The duration of training is too short and only a few of us have been trained. Other healthcare providers learn from those who have already been trained. D01. D01
The healthcare providers recommended that paediatric HIV disclosure training should focus more on practical skills rather than theory so that they can acquire the ability to conduct disclosure more effectively. In addition, they suggested that more efforts should be put on empowering parents/guardians in paediatric disclosure techniques with emphasis on early disclosure.
We need to be trained for at least two weeks; one week for theory and another one for practical skills. K01
Parent/guardian related factors
In order to improve the ability of parents/guardians to disclose HIV-positive status to the HIV infected child, some of the healthcare providers reported providing education and counseling sessions to parents/guardians on the importance of early disclosure. In addition, they provided assistance to parents/guardians during the disclosure process. They emphasized the benefits of parents/guardians disclosing to children early to foster adherence to treatment, support the child, help the child cope, increase child’s understanding about their disease, and protect others from HIV infection. Parents/guardians were empowered to begin disclosing to the child slowly at a younger age to help prepare the child psychologically for full disclosure.

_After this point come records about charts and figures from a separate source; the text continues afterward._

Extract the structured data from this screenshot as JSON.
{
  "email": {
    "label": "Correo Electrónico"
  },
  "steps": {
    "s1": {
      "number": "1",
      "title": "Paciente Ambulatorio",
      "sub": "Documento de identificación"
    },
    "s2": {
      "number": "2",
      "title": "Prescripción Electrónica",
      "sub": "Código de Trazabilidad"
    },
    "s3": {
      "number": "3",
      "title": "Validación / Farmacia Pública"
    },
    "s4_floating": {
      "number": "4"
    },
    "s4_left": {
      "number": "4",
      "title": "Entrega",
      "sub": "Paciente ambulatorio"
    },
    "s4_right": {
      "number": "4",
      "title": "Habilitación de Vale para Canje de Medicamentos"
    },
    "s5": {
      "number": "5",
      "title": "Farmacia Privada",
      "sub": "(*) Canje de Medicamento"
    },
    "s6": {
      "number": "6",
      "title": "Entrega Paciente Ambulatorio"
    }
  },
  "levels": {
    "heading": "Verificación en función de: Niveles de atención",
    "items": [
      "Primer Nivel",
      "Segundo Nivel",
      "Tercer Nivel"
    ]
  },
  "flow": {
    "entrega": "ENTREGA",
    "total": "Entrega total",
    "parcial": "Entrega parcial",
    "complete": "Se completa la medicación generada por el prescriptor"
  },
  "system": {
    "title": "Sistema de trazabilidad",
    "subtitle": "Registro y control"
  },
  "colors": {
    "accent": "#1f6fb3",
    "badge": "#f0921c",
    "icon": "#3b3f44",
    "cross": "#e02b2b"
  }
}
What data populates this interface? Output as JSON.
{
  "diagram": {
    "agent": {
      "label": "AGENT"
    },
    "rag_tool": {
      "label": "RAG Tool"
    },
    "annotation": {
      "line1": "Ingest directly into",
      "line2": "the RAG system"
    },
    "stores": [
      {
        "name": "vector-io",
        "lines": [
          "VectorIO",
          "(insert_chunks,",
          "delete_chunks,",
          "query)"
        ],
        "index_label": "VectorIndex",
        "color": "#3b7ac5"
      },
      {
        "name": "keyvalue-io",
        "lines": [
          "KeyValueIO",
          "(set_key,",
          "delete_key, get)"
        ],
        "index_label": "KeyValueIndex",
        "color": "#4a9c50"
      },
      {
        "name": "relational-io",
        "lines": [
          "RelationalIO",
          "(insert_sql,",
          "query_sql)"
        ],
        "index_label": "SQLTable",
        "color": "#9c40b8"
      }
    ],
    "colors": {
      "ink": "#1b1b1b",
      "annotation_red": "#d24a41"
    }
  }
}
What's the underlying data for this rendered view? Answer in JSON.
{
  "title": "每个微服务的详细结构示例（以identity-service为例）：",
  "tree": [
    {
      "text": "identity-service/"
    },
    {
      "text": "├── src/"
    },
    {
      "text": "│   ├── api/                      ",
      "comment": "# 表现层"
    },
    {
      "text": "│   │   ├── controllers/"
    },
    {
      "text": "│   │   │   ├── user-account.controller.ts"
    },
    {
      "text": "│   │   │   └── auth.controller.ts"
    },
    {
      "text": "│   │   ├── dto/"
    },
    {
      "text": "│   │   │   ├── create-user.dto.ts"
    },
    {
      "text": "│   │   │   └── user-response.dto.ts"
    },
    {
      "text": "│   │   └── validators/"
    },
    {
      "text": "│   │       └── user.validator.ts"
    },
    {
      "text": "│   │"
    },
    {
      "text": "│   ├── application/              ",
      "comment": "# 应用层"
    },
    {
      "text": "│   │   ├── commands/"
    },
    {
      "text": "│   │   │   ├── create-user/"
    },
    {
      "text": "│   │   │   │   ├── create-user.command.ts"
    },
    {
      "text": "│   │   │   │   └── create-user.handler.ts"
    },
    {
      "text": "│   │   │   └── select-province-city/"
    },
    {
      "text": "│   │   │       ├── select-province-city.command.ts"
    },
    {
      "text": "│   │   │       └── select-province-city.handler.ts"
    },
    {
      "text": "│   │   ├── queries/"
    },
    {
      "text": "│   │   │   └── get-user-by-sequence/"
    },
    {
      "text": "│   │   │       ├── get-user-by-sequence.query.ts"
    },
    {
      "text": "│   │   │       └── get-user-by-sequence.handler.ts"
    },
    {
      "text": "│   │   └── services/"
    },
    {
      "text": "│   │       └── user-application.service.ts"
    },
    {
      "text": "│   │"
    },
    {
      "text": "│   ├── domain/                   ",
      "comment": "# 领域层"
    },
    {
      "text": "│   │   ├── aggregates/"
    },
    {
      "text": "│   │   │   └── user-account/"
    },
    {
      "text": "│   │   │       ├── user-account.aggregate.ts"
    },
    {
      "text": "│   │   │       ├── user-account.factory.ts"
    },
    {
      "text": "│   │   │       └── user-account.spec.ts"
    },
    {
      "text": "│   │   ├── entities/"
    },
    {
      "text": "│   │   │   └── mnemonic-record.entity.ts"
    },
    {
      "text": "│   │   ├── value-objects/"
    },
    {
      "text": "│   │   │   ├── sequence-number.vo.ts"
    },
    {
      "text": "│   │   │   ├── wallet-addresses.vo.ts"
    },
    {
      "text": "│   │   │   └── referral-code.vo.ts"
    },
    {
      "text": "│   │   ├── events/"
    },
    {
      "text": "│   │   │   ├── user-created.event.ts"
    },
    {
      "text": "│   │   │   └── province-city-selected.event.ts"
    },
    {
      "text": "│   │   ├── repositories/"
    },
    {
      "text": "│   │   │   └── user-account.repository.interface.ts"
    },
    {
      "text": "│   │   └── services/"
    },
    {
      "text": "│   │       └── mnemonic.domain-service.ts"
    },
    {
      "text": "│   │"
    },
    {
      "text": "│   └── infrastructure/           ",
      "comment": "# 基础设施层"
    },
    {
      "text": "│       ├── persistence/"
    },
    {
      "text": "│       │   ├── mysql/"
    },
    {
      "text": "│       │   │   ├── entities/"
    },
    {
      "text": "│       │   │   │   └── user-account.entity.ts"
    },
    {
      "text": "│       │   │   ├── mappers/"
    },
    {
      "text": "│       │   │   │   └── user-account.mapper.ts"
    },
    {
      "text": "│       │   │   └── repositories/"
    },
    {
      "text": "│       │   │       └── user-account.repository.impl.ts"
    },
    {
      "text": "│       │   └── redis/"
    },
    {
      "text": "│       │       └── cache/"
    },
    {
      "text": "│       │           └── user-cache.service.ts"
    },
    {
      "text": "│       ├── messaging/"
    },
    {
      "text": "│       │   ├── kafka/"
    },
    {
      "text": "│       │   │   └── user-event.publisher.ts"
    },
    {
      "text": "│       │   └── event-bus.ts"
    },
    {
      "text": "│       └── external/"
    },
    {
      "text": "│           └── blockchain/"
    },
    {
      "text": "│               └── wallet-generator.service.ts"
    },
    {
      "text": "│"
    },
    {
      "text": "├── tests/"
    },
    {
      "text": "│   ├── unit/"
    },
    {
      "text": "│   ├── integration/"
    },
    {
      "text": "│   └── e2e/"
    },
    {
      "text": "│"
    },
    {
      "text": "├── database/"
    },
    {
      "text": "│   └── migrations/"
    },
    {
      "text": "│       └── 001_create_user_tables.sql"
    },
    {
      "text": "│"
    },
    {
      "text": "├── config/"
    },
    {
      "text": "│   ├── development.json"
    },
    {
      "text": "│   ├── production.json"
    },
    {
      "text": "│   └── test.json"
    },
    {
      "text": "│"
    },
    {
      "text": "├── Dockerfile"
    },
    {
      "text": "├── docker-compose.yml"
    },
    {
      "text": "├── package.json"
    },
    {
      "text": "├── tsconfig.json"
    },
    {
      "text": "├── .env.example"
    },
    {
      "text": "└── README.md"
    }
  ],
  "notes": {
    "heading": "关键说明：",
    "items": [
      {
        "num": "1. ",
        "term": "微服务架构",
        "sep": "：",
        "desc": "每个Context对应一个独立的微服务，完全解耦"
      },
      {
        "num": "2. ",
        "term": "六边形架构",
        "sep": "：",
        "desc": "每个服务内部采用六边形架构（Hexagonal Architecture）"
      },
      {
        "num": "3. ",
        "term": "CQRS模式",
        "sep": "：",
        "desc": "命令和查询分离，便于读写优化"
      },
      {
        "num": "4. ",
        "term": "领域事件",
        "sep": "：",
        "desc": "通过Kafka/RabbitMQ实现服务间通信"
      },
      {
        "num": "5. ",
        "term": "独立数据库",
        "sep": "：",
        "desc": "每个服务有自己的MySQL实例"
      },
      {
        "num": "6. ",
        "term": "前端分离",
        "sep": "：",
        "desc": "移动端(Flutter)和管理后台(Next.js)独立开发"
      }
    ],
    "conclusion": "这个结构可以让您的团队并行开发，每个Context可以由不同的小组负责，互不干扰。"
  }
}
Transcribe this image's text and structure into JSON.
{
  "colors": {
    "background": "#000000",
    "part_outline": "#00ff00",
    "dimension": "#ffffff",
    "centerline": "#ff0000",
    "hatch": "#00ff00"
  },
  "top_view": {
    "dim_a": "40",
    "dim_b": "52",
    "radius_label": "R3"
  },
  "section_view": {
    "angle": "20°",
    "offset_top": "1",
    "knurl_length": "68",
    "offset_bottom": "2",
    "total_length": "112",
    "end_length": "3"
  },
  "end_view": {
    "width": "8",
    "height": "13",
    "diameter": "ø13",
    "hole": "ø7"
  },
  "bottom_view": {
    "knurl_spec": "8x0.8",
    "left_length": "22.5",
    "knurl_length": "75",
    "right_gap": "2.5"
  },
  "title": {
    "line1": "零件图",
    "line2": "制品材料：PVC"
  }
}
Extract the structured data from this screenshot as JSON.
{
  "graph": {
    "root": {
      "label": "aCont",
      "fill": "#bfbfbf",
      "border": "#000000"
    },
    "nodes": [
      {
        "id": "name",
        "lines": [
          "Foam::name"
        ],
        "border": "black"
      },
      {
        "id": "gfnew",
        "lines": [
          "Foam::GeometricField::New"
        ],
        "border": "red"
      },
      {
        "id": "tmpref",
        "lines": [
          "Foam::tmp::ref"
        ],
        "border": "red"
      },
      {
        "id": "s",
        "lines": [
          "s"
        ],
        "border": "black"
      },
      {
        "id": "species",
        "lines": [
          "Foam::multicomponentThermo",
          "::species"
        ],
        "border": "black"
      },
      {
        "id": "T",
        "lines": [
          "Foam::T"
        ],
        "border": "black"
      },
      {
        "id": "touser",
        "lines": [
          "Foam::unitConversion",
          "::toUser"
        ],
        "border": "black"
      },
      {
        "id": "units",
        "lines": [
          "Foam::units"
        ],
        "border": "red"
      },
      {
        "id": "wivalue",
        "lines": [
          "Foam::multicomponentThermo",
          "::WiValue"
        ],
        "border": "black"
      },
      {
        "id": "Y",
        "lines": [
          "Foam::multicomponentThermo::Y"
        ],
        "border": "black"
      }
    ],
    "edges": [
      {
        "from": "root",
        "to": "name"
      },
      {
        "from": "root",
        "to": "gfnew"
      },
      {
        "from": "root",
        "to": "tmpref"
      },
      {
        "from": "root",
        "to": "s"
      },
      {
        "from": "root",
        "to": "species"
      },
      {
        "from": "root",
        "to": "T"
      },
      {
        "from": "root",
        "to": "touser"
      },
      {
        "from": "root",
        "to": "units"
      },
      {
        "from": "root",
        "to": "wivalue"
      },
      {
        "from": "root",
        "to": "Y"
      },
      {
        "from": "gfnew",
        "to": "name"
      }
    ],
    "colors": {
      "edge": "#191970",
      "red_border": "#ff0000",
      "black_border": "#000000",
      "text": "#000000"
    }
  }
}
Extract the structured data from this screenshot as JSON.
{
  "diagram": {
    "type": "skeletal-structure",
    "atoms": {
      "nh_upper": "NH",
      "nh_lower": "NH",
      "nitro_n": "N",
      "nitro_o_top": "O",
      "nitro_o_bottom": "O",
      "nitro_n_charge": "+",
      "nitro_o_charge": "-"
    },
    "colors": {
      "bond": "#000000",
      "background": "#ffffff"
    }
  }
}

Parents should start talking to their child when he/she is 6 years old. We often counsel parents so that they can begin to disclose to their children gradually. A child should be aware of his/her problem when he reaches 8 years of age. Z02
Healthcare providers reported facing a lot of problems when they supported parents in the disclosure process. Most parents/guardians are not ready to disclose to the child because of fear of stigma. Parents have always been hesitant to disclose to children because of fear that the child will spread news in the streets about their HIV infection. They also fear that the child might not react well and perhaps not do well in the studies. Other parents do not want their child to be told because they believe they are too young to understand and handle such information:
Example there was one parent who wanted us to wait until her child completed examinations because she thought the child would be confused.” C02
Another healthcare provider from a different clinic commented:
“Majority of parents fear telling the child because they believe he/she will not be happy. We therefore counsel the mother on how she can disclose to her child.” K01
In addition, parents reported more guilt in comparison to guardians when it came to disclosure. Parents felt that they were the source of infection which made it more difficult for them to share the diagnosis and receive support from healthcare providers.to support them on early disclosure. Healthcare providers reported that compared to guardians, most parents do not want to disclose the HIV status to the infected child. They prefer the process to be carried out by healthcare providers to save them the trouble of being blamed and hated. Delay in paediatric HIV disclosure made it more difficult for parents to disclose to older children because of the anticipated negative emotional reaction once disclosed to.
It is very difficult for a parent telling her own standard one child that: “You are HIV-positive and I am the cause for the problem.” C01
Healthcare providers expressed their concern about the fact that parents/guardians hide the truth about child’s HIV positive status. Instead, parents/guardians were reported to tell the child that he/she has other medical conditions to justify daily use of medication.